His synaesthesia leads – appropriately for a devout Catholic composer – to harmony in stained-glass colors. Messiaen begins to see/hear his harmonies as literally tone-color-harmony-resonance (like Schoenbergs Klangfarbenmelodie), a precursor to the harmonic/timbral combinations of the electronic music his students would compose.

He characterized composers according to the colors that they used in their music.  The music of atonal or serial composers, for example, is black or gray, devoid of coloration. (This, though, is how most people hear it). Conversely, Mozart and Debussy are judged to be exceptional colorists. Indeed, Mozart's use of color, according to Messiaen, is what differentiated him from other classical composers.

Messiaen’s sound colors are complex: "blue-violet rocks, speckled with little grey cubes, cobalt blue, deep Prussian blue, highlighted by a bit of violet-purple, gold, red, ruby, and stars of mauve, black and white. Blue-violet is dominant."

Here’s an interesting paper on Messiaen’s color harmonies:
Color Harmonies and Color Spaces Used by Olivier Messiaen in Couleurs de la cité celeste by Paul Dworak:
http://www.pauldworak.net/publications/music/RCE/icmpc11_full_paper_dworak.pdf

Concrete Music

Messiaen is not generally associated with musique concrète. He composed one work of musique concrete, Timbres-durées, in 1952, which was realized by Pierre Henry at the Radiodiffusion Français. He considered this experiment a failure.

Yet musique concrète played a part, not only in his role as a teacher, but in his own music.

“What he wrote was his imagination of birdsongs.”—Pierre Boulez

This page compares actual bird songs with Messiaen’s use of them in his compositions: http://www.oliviermessiaen.org/birdsongs.html

Listen to Oiseaux Exotiques:

https://www.youtube.com/watch?v=vVZe8SUCt8o

At 15:35, a bird song is played at an extremely elongated tempo.

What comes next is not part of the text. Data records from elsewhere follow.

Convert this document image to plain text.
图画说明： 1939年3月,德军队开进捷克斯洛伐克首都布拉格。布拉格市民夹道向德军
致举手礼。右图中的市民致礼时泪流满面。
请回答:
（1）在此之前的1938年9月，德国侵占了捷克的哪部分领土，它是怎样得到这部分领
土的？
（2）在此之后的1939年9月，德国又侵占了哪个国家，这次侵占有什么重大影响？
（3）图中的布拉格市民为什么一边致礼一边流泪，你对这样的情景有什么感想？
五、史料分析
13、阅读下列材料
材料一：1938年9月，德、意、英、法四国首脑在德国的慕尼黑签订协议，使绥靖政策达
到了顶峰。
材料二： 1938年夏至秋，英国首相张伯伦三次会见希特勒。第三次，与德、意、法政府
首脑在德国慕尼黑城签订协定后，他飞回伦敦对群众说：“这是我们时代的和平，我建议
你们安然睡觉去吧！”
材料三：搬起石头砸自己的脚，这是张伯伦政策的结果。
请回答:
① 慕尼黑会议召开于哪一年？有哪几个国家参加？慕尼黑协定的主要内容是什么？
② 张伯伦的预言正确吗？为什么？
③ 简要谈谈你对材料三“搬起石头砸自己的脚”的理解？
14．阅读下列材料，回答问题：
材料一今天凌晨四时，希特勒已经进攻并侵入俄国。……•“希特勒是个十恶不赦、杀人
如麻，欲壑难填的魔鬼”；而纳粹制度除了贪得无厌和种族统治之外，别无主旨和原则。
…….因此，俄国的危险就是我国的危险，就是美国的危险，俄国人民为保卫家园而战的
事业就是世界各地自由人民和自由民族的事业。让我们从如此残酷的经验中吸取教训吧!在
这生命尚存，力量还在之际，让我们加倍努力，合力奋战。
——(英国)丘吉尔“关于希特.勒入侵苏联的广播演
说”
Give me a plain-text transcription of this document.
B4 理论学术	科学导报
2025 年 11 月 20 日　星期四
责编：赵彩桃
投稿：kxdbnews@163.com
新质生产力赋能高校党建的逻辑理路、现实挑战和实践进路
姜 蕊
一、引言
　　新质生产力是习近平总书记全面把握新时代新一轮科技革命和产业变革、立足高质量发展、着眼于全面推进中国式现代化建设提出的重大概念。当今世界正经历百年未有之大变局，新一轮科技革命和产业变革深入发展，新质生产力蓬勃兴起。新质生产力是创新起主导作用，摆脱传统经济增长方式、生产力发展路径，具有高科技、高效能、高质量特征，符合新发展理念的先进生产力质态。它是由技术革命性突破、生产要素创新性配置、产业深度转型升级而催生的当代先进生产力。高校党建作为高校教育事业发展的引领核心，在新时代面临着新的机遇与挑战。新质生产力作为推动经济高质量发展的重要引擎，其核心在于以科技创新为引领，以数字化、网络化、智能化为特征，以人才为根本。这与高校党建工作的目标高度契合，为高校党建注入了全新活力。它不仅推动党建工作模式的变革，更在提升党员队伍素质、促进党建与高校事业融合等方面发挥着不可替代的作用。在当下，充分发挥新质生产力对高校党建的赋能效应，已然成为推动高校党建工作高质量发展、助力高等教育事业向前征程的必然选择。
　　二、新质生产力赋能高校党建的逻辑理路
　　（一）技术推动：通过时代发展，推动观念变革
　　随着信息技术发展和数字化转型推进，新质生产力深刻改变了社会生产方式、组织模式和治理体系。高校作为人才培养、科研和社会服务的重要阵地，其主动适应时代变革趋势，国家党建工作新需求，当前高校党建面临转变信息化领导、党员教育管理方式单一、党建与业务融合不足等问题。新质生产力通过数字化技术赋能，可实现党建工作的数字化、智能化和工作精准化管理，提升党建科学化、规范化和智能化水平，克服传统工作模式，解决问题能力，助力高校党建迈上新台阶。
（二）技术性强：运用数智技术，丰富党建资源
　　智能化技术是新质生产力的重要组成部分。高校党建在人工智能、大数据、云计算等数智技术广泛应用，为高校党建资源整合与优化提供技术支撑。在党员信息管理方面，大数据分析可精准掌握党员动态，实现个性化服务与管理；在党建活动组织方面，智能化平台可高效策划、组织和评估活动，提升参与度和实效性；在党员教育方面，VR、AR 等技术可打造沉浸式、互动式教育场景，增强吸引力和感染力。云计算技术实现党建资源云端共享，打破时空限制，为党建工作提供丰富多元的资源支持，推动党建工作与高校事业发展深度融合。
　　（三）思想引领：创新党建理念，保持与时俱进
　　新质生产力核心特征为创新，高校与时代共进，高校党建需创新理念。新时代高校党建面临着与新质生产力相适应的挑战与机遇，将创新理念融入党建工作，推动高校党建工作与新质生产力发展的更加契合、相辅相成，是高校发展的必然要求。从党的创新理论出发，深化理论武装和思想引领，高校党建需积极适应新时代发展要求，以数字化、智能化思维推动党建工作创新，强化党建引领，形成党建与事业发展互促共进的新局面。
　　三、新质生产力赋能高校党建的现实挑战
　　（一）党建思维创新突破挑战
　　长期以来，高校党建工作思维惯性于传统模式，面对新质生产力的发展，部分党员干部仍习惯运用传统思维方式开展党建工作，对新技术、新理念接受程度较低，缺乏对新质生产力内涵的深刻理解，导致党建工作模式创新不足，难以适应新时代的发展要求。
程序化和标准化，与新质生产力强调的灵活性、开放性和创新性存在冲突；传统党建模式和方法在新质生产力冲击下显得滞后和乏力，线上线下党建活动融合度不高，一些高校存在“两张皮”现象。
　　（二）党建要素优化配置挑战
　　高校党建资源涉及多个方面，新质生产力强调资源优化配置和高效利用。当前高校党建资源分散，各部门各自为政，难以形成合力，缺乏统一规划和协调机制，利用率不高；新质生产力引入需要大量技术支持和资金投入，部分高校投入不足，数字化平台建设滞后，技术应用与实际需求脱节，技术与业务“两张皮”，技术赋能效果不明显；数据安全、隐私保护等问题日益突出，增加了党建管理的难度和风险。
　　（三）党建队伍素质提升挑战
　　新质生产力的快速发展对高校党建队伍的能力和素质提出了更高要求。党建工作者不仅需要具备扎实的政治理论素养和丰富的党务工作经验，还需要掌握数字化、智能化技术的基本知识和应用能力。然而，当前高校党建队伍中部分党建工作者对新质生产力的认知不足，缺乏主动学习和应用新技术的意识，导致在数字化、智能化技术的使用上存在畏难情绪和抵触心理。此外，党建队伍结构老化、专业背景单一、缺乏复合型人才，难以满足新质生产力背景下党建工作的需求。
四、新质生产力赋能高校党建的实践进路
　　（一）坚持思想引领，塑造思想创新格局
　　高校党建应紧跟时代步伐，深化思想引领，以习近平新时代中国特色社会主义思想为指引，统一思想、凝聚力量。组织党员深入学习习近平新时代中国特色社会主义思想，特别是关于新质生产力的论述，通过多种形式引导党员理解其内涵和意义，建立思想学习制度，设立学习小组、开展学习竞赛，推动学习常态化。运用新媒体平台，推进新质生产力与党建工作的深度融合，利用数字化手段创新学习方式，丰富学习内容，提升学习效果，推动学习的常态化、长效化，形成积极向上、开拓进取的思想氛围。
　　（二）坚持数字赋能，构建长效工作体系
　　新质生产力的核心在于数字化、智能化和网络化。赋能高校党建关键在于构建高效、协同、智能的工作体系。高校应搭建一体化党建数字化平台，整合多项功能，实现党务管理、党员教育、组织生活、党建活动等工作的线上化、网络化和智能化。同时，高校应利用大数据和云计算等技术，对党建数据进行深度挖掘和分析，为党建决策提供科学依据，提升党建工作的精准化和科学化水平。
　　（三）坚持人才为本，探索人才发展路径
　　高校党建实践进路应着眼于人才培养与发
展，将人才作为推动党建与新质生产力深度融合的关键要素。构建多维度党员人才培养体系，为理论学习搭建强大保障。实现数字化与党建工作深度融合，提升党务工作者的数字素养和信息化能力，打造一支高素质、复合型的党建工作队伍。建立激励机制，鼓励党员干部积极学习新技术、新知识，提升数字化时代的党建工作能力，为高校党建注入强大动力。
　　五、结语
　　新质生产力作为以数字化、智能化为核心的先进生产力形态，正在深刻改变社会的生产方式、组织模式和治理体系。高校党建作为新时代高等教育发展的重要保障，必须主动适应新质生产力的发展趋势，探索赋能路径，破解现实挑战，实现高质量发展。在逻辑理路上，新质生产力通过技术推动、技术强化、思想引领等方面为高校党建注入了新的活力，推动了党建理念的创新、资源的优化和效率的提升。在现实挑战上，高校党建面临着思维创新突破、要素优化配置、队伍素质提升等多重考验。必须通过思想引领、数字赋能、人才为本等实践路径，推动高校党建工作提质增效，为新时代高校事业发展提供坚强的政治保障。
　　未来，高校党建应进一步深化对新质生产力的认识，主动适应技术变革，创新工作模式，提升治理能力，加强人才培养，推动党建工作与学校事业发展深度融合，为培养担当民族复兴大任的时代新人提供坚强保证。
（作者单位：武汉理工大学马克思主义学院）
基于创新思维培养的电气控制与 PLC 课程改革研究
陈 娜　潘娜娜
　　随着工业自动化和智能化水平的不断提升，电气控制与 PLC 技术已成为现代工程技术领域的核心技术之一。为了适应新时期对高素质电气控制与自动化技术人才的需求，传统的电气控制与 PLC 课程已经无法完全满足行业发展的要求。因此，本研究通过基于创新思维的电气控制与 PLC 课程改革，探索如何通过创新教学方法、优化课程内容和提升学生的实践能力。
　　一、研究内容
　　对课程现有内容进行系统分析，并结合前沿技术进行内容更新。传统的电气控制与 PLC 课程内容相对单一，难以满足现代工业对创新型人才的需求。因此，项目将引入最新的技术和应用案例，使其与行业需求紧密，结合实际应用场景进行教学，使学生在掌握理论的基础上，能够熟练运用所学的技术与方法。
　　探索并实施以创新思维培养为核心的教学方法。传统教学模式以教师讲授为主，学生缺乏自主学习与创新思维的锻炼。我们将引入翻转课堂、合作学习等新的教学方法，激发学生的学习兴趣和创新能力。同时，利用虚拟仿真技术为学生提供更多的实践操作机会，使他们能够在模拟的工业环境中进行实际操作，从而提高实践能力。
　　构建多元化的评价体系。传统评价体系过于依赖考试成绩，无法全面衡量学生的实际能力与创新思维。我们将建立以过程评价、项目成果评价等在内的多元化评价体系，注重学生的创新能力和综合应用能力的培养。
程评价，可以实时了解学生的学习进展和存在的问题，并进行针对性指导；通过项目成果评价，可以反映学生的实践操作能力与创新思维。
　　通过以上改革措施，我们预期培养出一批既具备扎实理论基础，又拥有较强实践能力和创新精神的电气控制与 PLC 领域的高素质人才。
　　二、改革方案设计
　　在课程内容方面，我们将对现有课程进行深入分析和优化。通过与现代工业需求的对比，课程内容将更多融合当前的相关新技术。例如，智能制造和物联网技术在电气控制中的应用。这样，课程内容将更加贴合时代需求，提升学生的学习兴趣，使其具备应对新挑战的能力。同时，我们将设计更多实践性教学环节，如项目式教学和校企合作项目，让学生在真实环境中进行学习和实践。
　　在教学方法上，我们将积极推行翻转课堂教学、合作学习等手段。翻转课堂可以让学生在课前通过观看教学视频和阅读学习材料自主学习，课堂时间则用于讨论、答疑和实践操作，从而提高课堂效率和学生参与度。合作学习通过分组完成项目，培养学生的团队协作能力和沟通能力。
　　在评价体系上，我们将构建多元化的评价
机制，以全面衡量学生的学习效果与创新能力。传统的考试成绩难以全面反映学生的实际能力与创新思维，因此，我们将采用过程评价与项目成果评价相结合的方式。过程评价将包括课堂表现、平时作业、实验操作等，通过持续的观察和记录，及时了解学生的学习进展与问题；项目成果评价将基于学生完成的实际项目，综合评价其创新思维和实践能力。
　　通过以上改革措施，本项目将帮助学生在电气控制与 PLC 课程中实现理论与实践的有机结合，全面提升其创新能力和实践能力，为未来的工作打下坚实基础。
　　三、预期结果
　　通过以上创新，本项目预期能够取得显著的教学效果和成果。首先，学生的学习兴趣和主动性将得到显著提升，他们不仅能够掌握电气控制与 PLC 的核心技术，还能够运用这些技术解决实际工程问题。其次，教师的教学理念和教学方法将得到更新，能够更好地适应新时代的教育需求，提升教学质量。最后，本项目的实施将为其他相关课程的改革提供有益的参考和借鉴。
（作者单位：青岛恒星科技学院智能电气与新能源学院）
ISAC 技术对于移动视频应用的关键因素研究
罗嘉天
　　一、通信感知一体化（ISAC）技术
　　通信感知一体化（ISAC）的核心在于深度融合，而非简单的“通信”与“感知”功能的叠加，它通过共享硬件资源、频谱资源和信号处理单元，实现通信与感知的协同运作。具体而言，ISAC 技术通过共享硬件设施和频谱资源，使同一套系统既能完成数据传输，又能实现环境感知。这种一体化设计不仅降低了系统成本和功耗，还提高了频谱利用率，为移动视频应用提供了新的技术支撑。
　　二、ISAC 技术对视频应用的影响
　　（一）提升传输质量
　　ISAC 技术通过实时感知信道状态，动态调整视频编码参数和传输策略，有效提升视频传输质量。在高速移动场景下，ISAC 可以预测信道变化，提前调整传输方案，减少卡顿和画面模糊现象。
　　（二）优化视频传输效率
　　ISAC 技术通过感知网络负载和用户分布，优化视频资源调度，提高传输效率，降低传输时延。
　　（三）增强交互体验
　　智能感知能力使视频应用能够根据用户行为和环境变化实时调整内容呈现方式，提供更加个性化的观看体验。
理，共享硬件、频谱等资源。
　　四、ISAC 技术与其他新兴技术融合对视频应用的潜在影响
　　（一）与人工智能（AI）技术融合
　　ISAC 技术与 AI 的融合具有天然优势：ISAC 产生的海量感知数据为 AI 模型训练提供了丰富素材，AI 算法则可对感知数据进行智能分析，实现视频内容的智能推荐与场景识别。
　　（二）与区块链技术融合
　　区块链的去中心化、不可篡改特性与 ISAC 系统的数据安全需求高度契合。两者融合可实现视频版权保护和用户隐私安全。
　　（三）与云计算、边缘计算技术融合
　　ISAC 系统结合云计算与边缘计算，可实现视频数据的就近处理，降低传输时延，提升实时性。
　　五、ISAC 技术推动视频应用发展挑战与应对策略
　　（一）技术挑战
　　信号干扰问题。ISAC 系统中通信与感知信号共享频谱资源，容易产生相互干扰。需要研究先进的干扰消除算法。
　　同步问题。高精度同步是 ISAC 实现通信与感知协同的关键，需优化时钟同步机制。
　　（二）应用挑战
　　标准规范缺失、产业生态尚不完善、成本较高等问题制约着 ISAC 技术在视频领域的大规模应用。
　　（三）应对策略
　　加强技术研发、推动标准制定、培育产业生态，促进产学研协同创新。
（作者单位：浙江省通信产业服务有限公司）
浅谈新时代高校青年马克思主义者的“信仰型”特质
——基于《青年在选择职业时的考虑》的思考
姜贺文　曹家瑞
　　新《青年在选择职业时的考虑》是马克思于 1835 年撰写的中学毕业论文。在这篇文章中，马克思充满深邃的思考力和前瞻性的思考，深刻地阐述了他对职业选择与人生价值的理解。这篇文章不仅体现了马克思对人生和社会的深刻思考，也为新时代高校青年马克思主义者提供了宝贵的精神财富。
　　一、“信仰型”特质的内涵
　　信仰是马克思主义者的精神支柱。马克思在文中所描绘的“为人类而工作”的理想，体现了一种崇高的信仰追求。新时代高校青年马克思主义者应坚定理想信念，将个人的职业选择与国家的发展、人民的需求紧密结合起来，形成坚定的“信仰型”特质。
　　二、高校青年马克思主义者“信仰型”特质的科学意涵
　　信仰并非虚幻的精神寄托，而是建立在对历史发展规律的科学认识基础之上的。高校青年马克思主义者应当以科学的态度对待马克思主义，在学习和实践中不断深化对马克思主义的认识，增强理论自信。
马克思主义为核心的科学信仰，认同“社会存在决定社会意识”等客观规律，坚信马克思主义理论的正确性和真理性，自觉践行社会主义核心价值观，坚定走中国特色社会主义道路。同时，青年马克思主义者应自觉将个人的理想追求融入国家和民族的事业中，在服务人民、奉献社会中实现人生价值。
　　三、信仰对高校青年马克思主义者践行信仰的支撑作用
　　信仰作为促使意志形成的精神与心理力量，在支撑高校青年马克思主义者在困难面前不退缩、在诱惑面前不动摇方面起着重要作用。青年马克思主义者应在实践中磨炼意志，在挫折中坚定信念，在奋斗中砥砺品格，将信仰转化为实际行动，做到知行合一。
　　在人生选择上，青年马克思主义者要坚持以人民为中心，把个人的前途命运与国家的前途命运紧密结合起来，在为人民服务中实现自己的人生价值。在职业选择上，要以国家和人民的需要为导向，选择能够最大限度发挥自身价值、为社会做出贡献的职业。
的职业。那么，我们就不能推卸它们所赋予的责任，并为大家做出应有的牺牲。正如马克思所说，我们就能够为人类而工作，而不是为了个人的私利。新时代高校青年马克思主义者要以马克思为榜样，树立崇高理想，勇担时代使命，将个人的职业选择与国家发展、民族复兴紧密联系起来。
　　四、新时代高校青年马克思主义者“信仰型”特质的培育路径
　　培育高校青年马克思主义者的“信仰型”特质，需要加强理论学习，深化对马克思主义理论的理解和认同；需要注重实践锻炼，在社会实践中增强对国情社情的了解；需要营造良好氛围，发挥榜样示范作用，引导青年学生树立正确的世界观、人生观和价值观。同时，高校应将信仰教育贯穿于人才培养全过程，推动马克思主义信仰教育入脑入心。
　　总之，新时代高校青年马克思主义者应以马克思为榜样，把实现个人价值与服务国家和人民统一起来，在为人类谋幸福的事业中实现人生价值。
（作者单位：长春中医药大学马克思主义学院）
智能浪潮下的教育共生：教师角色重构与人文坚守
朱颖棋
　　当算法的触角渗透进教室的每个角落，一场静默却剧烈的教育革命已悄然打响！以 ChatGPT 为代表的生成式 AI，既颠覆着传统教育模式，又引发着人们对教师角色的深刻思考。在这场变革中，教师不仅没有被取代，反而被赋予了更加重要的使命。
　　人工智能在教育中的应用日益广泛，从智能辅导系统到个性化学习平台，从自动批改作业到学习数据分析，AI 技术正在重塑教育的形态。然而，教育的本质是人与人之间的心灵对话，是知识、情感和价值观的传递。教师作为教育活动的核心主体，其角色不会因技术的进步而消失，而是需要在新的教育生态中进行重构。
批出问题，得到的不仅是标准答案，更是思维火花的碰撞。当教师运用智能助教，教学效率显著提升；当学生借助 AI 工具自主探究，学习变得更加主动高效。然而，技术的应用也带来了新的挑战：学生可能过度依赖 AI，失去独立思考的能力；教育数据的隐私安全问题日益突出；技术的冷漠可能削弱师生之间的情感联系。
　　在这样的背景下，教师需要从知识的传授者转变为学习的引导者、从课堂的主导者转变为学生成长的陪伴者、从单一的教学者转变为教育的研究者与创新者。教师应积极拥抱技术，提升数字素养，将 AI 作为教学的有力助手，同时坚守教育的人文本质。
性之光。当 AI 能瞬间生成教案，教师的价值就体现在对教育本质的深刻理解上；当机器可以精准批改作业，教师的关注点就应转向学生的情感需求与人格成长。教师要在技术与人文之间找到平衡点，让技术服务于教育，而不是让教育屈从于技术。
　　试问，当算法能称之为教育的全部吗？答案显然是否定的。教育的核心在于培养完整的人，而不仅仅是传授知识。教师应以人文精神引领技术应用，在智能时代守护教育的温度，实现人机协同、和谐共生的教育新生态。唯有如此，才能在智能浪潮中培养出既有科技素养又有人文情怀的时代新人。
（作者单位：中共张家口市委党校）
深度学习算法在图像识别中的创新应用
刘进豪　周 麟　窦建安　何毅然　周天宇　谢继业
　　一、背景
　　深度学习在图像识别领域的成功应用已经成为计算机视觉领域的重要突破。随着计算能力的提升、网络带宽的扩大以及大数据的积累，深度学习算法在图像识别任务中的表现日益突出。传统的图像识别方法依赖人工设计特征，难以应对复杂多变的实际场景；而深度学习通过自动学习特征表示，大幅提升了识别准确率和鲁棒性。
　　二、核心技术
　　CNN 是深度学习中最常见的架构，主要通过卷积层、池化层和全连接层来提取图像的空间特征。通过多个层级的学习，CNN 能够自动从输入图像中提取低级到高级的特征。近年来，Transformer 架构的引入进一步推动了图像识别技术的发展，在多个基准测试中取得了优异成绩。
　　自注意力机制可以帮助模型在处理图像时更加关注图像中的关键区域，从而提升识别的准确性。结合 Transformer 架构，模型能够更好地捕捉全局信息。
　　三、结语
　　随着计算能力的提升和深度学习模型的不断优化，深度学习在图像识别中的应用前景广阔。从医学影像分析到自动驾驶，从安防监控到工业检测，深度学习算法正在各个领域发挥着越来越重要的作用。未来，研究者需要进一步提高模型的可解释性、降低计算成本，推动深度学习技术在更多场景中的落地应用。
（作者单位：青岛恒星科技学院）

Since birdsongs consist of inharmonic timbres, it is impossible for acoustic instruments with harmonic timbres to imitate them. Messiaen, while striving for accuracy in his ornithological transcription, makes use of musique concrète techniques out of necessity. Timbre becomes harmony, and is spread over the entire orchestral palette, not just winds (the birdsong filtered and its envelopes modified). Rhythms are elongated. Pitch is transposed up and down over the entire orchestral pitch continuum. In bringing birdsong to orchestral music, Messiaen creates an acoustic musique concrète.